NASA hopes to take us back to the moon for an extended stay via its Artemis lunar program, but lots of logistics still need to be worked out before we can safely set up on the moon for the long haul. NASA engineers and researchers are thinking up the best ways to be able to build long term structures on the moon, that are stable and offer shelter and protection for occupants.
Thanks to recent breakthroughs Artemis organizers could at least save themselves a lot work of moving materials back and forth between Earth and the moon by 3D-printing base camp building blocks directly on the lunar surface using debris and saltwater.
Using both 3D printing and a method called binder jet technology in which a liquid binding agent is infused into a bed of moon powder supplied by UCF’s Exolith Lab, Associate Professor Ranajay Ghosh’s group was able to produce bricks capable of withstanding pressure of up to 250 million times greater than our own atmosphere.
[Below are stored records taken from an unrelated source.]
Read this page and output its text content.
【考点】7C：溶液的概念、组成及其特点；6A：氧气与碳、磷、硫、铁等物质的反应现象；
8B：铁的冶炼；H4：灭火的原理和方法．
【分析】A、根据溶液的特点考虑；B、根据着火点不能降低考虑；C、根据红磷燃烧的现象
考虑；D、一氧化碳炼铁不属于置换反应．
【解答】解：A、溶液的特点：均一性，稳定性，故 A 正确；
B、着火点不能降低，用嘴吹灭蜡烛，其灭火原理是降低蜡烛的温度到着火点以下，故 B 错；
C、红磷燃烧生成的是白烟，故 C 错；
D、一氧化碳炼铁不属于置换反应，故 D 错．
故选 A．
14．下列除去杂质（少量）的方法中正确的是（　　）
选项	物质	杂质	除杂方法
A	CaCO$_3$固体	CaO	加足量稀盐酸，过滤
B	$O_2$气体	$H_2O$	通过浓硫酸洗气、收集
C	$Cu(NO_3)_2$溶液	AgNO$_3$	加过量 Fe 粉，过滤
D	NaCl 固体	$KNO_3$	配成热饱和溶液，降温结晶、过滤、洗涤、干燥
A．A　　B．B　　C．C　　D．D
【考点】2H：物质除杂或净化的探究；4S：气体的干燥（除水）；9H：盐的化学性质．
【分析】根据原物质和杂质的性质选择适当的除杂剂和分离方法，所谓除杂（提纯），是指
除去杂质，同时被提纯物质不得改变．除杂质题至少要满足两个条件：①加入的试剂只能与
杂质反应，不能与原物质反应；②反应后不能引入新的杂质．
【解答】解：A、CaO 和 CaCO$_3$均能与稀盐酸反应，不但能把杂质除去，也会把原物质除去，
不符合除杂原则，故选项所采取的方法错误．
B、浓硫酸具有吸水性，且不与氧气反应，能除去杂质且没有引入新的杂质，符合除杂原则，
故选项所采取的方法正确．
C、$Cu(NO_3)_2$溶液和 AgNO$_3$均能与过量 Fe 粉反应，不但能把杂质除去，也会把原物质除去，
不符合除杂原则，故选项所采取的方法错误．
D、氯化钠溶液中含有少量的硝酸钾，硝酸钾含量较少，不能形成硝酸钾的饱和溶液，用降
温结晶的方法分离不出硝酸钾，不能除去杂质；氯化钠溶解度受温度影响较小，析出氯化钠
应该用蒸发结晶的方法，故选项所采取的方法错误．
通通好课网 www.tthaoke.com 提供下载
Although the initial cylindrical bricks produced are comparably weak, blasting them with 1200 degrees Celsius heat strengthened them enough to be a viable tool in the eventual structures NASA hopes to establish on the Moon, such as a modular cabin and mobile home.
“The further we develop techniques that utilize the abundance of regolith, the more capability we will have in establishing and expanding base camps on the moon, Mars, and other planets in the future.”
Apart from the structural stability, one of the chief benefits would be a dramatic reduction in material costs for the Artemis lunar base.
It’s a lot cheaper to hypothetically produce at least some of your needs on the moon instead of moving them up via extremely expensive launches.